19. Percakapan Kecil Teman Lama
Pagi beranjak. Dinda duduk di atas kursi makannya. Sejak kejadian tadi malam, Leo tidak berbicara atau sekedar menyapanya. Itu membuat Dinda hanya bisa membuang napas, tahu kenapa lelaki pengidap dwarfisme itu tidak acuh kepadanya.
"Ngomong-ngomong, bolehkan aku bertanya?" Dinda membuka percakapan, membuat semua orang menoleh dan menatapnya, menunggu pertanyaan Dinda.
"Bagaimana Bella tahu lokasiku?" tanya Dinda.
"Aku hanya menyuruh Vyper dan Phitaboris untuk menyelidiki keberadaanmu. Tetapi, entah bagaimana gadis itu tahu kami tidak menemukan apapun, dan dia pun ikut menyelidiki keberadaanmu diam-diam dan mengetahui lokasimu," jawab Leo, panjang lebar.

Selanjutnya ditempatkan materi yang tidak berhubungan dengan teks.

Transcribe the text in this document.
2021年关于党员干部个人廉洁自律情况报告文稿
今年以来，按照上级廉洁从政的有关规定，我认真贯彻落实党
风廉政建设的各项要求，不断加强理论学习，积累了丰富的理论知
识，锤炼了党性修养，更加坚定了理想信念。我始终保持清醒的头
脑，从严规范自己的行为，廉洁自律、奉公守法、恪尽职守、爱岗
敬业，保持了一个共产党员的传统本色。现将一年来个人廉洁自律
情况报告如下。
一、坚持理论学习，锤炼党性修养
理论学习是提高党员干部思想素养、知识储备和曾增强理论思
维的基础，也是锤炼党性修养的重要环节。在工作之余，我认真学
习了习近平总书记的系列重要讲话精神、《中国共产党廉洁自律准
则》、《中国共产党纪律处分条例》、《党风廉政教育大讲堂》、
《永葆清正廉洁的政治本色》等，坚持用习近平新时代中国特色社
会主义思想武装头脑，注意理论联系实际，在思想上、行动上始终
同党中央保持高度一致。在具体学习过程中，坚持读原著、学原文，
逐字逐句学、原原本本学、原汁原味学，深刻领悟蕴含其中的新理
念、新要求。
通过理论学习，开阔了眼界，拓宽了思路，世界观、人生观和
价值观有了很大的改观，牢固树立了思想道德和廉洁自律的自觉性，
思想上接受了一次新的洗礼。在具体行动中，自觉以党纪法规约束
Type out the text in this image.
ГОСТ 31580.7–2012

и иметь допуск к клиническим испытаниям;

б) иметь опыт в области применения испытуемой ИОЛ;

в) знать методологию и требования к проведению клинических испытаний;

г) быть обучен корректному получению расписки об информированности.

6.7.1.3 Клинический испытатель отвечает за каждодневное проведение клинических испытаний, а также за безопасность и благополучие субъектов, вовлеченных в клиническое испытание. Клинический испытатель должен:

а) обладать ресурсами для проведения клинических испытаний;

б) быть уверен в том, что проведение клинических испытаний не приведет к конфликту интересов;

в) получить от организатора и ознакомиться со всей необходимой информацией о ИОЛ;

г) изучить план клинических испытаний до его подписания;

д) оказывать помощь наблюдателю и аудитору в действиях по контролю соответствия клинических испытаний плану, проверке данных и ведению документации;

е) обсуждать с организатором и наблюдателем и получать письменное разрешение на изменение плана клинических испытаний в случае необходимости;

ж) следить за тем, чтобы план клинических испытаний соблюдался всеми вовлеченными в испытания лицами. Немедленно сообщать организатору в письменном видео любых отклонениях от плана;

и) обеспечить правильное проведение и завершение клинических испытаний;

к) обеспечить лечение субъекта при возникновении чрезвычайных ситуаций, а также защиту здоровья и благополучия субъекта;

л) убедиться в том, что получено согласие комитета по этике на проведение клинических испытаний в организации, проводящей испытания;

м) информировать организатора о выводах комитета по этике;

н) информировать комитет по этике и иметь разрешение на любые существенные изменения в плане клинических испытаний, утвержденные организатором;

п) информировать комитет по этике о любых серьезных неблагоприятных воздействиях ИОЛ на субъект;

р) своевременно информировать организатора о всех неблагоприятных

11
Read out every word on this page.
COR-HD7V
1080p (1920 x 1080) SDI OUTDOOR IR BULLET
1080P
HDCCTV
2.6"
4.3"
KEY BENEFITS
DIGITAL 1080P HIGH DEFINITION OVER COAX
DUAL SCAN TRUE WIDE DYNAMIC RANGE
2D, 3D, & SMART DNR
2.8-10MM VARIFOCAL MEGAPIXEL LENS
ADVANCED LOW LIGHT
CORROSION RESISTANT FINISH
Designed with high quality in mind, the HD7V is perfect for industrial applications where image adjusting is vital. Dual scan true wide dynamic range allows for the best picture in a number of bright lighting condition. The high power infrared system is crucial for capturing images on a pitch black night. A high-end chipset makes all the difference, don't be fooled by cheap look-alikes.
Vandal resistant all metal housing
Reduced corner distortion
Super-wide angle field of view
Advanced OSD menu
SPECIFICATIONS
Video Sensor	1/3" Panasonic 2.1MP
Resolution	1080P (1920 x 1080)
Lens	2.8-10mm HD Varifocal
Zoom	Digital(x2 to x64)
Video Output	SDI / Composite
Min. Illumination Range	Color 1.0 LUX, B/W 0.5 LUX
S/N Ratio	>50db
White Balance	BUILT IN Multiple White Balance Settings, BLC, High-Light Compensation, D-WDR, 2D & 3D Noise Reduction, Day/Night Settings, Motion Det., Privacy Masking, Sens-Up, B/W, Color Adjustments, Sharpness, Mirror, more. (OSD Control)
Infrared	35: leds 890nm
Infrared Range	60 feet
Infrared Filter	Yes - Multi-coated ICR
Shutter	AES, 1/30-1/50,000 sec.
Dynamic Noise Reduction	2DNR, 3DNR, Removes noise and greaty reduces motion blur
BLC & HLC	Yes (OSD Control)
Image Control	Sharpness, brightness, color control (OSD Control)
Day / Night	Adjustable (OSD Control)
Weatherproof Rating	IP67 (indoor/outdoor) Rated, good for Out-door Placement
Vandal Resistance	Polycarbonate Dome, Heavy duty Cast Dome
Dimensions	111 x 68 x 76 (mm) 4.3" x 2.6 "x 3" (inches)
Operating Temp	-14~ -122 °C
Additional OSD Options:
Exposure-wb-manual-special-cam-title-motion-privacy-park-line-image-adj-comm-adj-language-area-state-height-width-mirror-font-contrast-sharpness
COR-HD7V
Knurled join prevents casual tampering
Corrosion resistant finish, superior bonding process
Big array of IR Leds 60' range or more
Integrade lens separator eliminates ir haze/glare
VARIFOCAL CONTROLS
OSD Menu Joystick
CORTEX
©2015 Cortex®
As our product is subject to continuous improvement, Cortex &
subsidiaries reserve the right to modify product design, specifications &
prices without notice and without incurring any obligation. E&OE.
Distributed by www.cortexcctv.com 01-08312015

"Itu tidak masuk akal," sahut Dinda, "Phitaboris juga adalah tim Master dan mereka tidak menemukan apapun. Sedangkan Bella dan timnya .... Bagaimana bisa? Apakah kalian tidak mencari tahu?"
"Tidak ada waktu." Franklin menyahut, "Kami terlanjur khawatir denganmu, lalu kami mengkoordinasikan dengan Vyper serta Phitaboris untuk pergi ke rumah Deadly sekaligus menyelamatkanmu."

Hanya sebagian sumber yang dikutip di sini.